He is so pretty to my eyes that it seems absurd. I trace his face with my fingertips like I am a cartographer trying to memorize his topography with my nervous system, embed him like a program I can replay at will. The line of his side to his hip while he stands in a kitchen, his back to me, his smooth muscles sliding under clothes that I would remove. I want to taste him, I want to keep his skin on my tongue, I want to know the texture of every whorl of his fingers in my lonely mouth. I want to feel him shudder, I want him to take my face in his hands as if I were porcelain and kiss me so softly I might shatter. I want, I want, I want.

How he looks at me. I am greedy. I cannot get enough.

The annotations I am writing are mostly sweet and/or silly, but each tiny desecration is founded on affection. Even when the writing borders on the divine and all I can do is leave a mark next to a line in quiet, pure appreciation. When all I can do is put a tick next to a particular note. “Look at this, this is what I would read out loud to you, were we in bed together, were we in the same place and had enough time for books.” A lot of things are underlined.

It is autumn. I feel the dried leaves of the photos I am sent. I hear the crackling swish of what it used to be like to walk through such things, the sharp scent of winter under the softer air. There is a blurred shoe in the picture, blue jeans, and it is exactly right. It is what I need.

The ceiling over his bed is decorated with plastic glow-in-the-dark stars that I bought from a dollar store. I spun a story of partners and physics, the harmony of two lovers who came together in such fine frequency that their flesh reorganized, and placed stars on the ceiling. “And this is my hand and this is your hand and my:body and your:body became our:body and the atoms danced together in forever:true. It is like they are dreaming. It is like they are the same. No longer a man and a woman, but the same.” Sometimes he takes other people to his bed, and I hurt when he does, but the sweet, artificial sky above it remains mine anyway.

I fall asleep with the book under my pillow and I wake up sobbing like my heart has been torn out so hard it has taken my voice, like I am a child who has just discovered death. I had dreamed about when my white cat died and I clawed her body out from the grave my mother put her in. How dark the dirt was on her fur and guts. I want teleportation. I want time-travel. That feeling of want, that quivering feeling of fury, large enough that by all rights it should have warped the world.

He has attached a linen tarpaulin over his truck, to better offer privacy to the make-shift bed I requested that he make in the back. It’s a two-hour layover, long enough for us to curl up together and bathe our hearts in each other’s regard.
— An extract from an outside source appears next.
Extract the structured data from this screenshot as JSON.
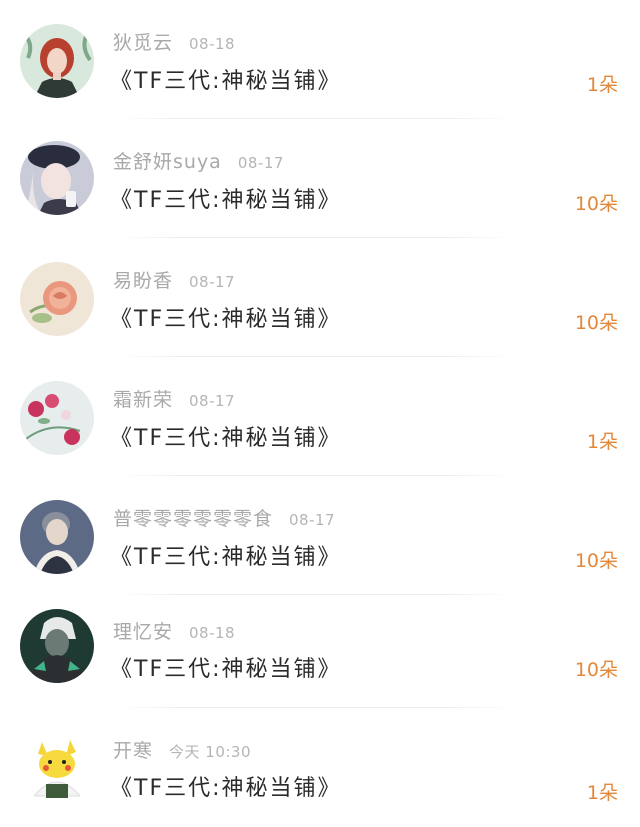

It has been over a month we have been apart and sometimes it has been hard. Our hearts are wet and warm and slippery. We talk softly and he tells me what he has learned in my absence. Last time the new word was “love”. This time the lesson is commitment. I ask him if he wants to make us all official-like. He says yes and asks what the fine print on the back of the boyfriend card entails. I will have to get back to him. I cannot yet read the writing on that wall, but even though he has hurt me before, I am sure he will do fine.

We sing together. American music. Bruce Springsteen, half of an album I have never heard through. It is like being wrapped in a blanket of safety, a black blanket pulled from the trunk of his car on a date we had once in Seattle, half our history ago, the city spread out sparkling in front of us, the expression on his face in the shop when I insisted he help pick out our foolish ice-cream. His ultra-organized “Have you even met me?” at odds with “All of this is new.” He is an artifact of his culture, parallel yet almost completely foreign to mine; of guns, bullets, and punk rock. It used to be that I did not want to care for him. Now we are apart, I would go blind for him. Now we apart, I am furious.

I stand with my bare feet on warm, dark earth. The water is a blue I have never seen in person, so clear it fractures light into rainbows as it moves. The stars at night shine brighter than our own sun. I hold a plastic mask in one hand and the straps to a jangling, industrial body-harness in the other. I am an angel of change. Somewhere close, a mountain discreetly explodes. I take pictures no one may ever see. The flowers that sprout from my skin are tropical, my heart is a greenhouse. I am actively looking for more laws to break. And the drums keep beating. They have been beating for months. The drums are huge, the light-show spectacular, and his body is pressed against mine in the crowd. We are hiding in plain sight. I do not have even a skerrick of doubt left. I am a valkyrie. I moan with relief, as he does. My forgiveness is larger than the sky.

I am so grateful. I am so grateful, again, that I cry.

a collection theory of unlinear operators

Frida Kahlo to Marty McConnell

leaving is not enough; you must
stay gone. train your heart
like a dog. change the locks
even on the house he’s never
visited. you lucky, lucky girl.
you have an apartment
just your size. a bathtub
full of tea. a heart the size
of Arizona, but not nearly
so arid. don’t wish away
your cracked past, your
crooked toes, your problems
are papier mache puppets
you made or bought because the vendor
at the market was so compelling you just
had to have them. you had to have him.
and you did. and now you pull down
the bridge between your houses,
you make him call before
he visits, you take a lover
for granted, you take
a lover who looks at you
like maybe you are magic. make
the first bottle you consume
in this place a relic. place it
on whatever altar you fashion
with a knife and five cranberries.
don’t lose too much weight.
stupid girls are always trying
to disappear as revenge. and you
are not stupid. you loved a man
with more hands than a parade
of beggars, and here you stand. heart
like a four-poster bed. heart like a canvas.
heart leaking something so strong
they can smell it in the street.

– Marty McConnell

  • Leatherdo – a stainless steel multitool hair clip designed by Yaacov Goldberg.
  • Beautiful Beast – a golden spider broach worn as a temporary piercing.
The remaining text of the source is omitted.